Her presence at the bi-annual Commonwealth Heads of Government Meeting (CHOGM) reinforced the importance she attached to the association. On behalf of The Round Table, I was privileged to witness how, even at the age of 85, she travelled halfway across the world to attend CHOGM 2011 in Perth, Western Australia. Only as old age finally took its toll did she stop visiting the Commonwealth’s more far-flung members. And perhaps it was fitting that CHOGM 2018, which was held in London – in Buckingham Palace – became her swansong, HRH Prince Charles (now King Charles III) representing her at CHOGM 2022 in Kigali, Rwanda earlier this year.

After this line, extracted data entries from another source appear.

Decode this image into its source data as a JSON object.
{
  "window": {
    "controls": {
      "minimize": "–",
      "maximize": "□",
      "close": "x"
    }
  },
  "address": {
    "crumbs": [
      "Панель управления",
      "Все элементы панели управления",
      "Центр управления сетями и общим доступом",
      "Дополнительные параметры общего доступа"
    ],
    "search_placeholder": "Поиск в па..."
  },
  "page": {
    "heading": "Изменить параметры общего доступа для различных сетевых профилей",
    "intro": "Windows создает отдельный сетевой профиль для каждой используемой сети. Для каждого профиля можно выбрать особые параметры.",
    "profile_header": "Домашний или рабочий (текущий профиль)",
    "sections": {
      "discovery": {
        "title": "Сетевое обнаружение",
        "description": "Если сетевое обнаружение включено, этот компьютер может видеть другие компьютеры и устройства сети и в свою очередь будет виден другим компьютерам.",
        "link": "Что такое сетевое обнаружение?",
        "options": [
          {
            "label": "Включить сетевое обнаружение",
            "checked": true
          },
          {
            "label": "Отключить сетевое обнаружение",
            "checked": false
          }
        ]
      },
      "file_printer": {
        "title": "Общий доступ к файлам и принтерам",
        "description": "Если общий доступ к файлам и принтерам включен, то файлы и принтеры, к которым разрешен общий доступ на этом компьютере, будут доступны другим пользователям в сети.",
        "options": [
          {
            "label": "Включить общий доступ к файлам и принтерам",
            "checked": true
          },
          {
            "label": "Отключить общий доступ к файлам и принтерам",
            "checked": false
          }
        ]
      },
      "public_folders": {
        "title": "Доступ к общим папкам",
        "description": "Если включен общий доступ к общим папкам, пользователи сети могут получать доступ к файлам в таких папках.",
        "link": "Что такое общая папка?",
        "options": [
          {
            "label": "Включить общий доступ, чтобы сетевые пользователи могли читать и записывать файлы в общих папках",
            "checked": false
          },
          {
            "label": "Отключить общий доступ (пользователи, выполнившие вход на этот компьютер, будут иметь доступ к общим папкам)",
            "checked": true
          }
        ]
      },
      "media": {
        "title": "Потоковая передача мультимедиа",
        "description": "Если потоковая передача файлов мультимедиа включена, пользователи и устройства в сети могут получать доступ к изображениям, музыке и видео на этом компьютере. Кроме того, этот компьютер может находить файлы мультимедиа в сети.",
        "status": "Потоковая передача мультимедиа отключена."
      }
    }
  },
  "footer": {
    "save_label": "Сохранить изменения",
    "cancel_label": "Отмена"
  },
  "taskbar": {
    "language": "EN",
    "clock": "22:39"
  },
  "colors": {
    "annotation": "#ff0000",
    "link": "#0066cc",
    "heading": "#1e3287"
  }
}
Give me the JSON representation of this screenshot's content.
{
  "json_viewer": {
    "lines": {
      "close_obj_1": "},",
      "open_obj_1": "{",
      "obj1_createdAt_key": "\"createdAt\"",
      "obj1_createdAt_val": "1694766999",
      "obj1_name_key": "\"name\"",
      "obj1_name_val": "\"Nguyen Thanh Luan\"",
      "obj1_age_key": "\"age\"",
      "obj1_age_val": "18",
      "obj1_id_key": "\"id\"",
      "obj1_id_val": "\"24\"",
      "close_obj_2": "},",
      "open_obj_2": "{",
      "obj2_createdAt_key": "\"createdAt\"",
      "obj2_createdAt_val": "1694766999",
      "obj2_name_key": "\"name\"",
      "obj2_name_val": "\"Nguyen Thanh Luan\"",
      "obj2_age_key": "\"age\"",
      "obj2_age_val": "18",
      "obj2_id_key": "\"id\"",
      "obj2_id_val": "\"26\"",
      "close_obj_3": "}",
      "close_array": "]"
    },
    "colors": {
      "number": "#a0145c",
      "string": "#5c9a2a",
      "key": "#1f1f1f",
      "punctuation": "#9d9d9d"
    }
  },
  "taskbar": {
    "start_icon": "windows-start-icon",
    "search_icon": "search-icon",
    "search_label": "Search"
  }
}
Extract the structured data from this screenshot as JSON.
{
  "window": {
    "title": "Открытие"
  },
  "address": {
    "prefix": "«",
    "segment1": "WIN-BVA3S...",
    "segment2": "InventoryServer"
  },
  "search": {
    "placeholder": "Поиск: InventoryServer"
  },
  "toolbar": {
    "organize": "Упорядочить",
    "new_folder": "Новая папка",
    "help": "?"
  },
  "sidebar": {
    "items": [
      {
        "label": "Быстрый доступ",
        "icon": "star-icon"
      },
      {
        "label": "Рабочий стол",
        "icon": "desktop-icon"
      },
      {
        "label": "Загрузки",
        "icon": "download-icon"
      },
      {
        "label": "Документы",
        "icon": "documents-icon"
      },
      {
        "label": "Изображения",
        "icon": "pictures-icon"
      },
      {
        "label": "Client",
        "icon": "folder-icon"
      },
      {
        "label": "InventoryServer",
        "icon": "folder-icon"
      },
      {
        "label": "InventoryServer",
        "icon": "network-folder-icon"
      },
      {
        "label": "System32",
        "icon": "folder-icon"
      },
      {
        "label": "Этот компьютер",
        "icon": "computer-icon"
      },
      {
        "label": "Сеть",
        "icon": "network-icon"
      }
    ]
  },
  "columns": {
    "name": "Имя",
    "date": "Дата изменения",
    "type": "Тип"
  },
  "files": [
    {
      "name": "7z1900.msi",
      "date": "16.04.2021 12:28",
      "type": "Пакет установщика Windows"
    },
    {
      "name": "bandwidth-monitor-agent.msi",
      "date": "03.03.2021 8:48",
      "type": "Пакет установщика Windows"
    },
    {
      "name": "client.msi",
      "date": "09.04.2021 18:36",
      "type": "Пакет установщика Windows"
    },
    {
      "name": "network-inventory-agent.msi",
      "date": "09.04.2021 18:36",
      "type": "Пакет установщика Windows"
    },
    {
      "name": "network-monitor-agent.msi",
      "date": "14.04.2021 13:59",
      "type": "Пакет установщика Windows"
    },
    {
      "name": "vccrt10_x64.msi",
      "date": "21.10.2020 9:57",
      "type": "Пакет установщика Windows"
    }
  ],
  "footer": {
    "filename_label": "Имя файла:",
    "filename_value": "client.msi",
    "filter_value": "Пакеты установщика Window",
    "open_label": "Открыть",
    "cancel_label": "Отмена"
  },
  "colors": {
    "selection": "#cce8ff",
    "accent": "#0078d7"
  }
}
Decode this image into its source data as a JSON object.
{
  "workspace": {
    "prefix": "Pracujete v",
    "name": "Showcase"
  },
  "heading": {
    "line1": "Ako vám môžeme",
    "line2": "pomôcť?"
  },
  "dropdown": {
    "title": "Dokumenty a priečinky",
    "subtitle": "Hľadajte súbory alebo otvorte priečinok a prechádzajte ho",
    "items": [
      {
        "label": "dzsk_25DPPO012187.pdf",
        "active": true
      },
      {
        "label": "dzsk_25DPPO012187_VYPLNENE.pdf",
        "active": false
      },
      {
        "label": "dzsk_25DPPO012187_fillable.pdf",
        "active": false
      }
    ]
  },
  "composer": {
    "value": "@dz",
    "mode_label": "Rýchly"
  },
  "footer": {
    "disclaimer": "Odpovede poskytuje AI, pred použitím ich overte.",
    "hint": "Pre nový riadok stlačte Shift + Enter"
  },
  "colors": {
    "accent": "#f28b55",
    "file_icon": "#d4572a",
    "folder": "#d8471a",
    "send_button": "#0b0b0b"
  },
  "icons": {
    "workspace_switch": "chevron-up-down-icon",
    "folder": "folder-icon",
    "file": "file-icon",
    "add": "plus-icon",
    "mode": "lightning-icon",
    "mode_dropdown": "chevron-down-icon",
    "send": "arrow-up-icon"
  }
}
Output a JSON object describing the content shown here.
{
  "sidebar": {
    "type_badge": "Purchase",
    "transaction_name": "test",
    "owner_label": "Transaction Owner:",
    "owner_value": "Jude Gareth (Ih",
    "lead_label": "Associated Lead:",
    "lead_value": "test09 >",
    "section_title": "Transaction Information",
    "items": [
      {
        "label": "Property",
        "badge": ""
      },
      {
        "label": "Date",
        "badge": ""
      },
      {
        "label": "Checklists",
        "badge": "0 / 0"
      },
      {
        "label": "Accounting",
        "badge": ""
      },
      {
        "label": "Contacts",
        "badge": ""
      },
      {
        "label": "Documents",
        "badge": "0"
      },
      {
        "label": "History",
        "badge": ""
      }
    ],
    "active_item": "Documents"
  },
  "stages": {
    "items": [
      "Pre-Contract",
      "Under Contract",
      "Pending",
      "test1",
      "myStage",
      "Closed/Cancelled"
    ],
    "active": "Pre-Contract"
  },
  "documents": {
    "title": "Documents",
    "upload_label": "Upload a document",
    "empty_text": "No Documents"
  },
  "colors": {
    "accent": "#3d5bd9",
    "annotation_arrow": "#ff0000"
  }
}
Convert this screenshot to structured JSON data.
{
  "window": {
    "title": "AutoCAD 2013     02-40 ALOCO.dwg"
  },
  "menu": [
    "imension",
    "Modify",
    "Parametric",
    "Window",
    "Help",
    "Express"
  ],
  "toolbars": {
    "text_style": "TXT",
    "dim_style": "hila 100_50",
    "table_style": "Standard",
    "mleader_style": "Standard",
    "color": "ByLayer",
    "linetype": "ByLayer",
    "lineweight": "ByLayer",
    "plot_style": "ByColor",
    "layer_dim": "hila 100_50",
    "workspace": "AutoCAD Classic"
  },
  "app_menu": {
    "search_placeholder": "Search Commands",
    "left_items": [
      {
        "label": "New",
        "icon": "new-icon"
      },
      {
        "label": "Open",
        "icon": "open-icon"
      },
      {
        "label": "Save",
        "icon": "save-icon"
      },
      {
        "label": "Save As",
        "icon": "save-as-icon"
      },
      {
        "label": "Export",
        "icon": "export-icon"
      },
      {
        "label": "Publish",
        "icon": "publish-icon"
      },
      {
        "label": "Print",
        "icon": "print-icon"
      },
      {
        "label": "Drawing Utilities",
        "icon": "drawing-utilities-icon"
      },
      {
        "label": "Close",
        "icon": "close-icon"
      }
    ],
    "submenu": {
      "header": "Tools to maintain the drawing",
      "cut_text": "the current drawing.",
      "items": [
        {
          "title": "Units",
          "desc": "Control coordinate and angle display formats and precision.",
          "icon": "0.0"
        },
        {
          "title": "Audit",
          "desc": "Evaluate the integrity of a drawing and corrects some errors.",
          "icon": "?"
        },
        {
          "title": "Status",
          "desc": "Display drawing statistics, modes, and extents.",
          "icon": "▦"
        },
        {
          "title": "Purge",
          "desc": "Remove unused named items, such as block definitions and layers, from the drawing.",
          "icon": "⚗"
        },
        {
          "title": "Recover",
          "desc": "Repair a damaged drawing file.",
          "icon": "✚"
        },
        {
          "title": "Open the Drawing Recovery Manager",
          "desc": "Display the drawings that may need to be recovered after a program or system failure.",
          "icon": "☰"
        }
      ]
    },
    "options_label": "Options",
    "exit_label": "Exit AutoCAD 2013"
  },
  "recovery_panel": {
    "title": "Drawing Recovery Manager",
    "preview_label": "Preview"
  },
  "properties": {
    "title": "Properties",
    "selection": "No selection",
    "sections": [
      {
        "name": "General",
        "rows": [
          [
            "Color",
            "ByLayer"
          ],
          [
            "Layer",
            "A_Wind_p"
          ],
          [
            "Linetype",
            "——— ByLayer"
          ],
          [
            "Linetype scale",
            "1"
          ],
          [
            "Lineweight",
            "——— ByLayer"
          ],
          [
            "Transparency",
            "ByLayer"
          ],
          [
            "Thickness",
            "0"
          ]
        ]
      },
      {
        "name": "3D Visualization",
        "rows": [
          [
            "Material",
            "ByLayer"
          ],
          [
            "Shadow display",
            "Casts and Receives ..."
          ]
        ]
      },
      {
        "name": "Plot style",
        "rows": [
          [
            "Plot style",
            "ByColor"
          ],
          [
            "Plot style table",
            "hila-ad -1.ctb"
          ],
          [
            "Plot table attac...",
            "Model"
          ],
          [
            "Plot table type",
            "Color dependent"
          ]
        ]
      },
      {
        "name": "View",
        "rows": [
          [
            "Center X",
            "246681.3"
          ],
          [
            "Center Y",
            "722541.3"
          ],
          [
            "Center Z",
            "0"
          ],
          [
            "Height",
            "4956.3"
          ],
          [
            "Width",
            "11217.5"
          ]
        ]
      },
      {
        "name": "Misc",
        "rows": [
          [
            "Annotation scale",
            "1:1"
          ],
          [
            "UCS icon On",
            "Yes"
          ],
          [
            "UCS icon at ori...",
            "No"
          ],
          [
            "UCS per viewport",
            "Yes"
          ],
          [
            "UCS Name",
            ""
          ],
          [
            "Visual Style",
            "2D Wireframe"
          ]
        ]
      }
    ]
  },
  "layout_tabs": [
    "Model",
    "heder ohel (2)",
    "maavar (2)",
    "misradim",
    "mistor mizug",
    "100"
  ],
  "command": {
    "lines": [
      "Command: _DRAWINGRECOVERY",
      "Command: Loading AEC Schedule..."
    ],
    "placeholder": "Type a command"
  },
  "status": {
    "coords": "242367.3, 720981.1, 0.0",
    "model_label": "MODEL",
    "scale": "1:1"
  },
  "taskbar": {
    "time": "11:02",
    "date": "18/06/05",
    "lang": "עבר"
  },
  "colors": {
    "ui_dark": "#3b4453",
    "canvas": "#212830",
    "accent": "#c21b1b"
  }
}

Of all the epitaphs I have heard spoken in tribute to The Queen’s service, extolling her sense of duty and devotion, combined with dignity and grace, the words of Mr Valiant-for-truth in The Pilgrim’s Progress seem the most apt:

My sword, I give to him that shall succeed me in my pilgrimage, and my courage and  skill to him that can get it. My marks and scars I carry with me, to be a witness for  me, that I have fought his battles, who will now be my rewarder.